Sundrop Fuels, a Colorado startup is trying to commercialize a process that uses the sun to gasify biomass, instead of burning a portion of the biomass itself to drive the gasification process. The technology is based on research carried out at the University of Colorado, Boulder, with help from NREL. The company believes the syngas from its process can be produced affordably in high enough quanity and quality that it could be refined into gasoline for less than $2 a gallon. One obvious hitch is the fact that the best place to harness and concentrate solar heat is in the U.S. Southwest — not exactly the place you’d go to look for surplus biomass resources.
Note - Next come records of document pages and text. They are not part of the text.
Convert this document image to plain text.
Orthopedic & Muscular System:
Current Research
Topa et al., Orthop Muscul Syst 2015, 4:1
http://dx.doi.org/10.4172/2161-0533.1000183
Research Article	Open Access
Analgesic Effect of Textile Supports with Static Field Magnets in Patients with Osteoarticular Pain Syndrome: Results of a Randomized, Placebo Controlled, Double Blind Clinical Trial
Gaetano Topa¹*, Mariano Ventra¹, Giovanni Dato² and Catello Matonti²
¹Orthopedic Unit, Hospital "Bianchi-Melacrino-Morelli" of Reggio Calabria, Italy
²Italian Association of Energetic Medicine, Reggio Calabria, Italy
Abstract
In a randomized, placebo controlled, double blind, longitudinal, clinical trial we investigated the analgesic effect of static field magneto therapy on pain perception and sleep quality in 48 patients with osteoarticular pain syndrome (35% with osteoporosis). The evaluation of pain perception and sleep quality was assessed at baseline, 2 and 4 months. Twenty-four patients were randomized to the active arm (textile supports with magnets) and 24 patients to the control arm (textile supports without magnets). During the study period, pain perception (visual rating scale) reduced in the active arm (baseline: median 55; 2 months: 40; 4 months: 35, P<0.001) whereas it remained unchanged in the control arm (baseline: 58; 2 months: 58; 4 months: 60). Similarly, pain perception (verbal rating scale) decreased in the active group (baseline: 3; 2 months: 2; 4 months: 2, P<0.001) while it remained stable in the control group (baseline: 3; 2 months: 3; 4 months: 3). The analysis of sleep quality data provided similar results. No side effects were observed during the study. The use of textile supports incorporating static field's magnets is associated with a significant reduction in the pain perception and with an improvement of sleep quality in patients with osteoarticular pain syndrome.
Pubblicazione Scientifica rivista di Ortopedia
BTW: Sundrop is operating largely in stealth mode, and counts Kleiner Perkins Caufield & Byers as one of its venture backers.
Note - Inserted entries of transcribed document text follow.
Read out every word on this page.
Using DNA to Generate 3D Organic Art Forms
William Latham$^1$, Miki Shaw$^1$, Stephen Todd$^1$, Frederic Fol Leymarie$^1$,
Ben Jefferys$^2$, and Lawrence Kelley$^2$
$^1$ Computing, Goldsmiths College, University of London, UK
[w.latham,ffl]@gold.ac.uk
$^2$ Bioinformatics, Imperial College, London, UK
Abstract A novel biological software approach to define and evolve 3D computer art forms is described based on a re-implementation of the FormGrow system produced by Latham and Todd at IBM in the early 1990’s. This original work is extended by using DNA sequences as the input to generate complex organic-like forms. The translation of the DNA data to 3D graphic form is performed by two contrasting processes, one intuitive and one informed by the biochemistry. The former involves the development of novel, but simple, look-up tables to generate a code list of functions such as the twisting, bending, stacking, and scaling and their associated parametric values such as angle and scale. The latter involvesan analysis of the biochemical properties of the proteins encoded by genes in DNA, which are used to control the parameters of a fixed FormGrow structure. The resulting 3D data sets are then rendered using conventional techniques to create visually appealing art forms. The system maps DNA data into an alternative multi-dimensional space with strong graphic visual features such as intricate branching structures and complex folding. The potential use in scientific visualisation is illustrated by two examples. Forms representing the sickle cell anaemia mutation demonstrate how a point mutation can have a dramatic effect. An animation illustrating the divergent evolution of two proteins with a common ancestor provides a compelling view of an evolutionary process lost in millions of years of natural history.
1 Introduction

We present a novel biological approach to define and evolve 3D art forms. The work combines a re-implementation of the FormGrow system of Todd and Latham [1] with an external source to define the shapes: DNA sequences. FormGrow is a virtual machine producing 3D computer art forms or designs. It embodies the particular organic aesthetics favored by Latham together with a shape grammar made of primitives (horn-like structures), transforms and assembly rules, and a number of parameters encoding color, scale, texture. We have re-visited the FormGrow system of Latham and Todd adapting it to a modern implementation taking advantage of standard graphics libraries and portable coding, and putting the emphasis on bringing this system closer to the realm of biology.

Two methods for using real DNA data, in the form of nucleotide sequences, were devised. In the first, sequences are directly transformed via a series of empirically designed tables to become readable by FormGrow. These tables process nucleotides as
On the topic of solar, Ontario’s feed-in-tariff program is gaining momentum. On Wednesday the province’s power authority announced the latest batch of projects to be approved under the program — these ones in the 10 kw to 500 kw range. A few surprises: Loblaw Group of Companies, the grocery giant, has applied to have 136 of its stores across Ontario rigged with solar PV systems. If all go ahead, it would amount to 21 megawatts just for this one grocery chain. Loblaw is starting with four pilot projects and will move forward from there depending on the results. Surprisingly, Northland Power Income Fund will be doing the installations.
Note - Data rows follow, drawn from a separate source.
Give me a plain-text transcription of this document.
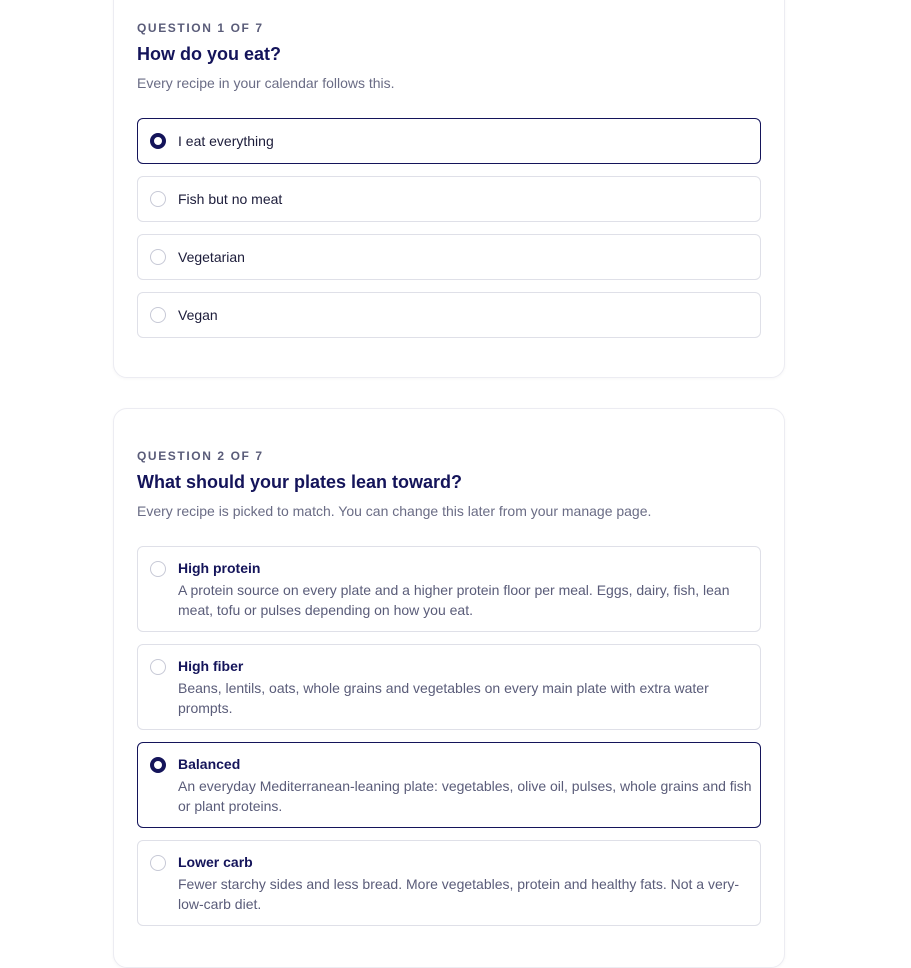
QUESTION 1 OF 7
How do you eat?

Every recipe in your calendar follows this.

I eat everything
Fish but no meat
Vegetarian
Vegan
QUESTION 2 OF 7
What should your plates lean toward?

Every recipe is picked to match. You can change this later from your manage page.

High protein
A protein source on every plate and a higher protein floor per meal. Eggs, dairy, fish, lean meat, tofu or pulses depending on how you eat.
High fiber
Beans, lentils, oats, whole grains and vegetables on every main plate with extra water prompts.
Balanced
An everyday Mediterranean-leaning plate: vegetables, olive oil, pulses, whole grains and fish or plant proteins.
Lower carb
Fewer starchy sides and less bread. More vegetables, protein and healthy fats. Not a very-low-carb diet.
There also appears to be quite a few schools putting solar on their rooftops, most of the projects being handled by Ameresco. The other big player in this initial round is OZZ International Inc., which has been approved to move forward on several dozen projects across the province.
All this momentum continues to lure foreign manufacturers and new business models to Ontario. Most recently SMA Solar Technology AG of Germany said it was establishing a 500-megawatt a year solar inverter production facility in the province that would serve the Canadian market. They join Korean’s Samsung, India’s Solar Semiconductor, Germany’s Bosch and potentially Denmark’s Vestas.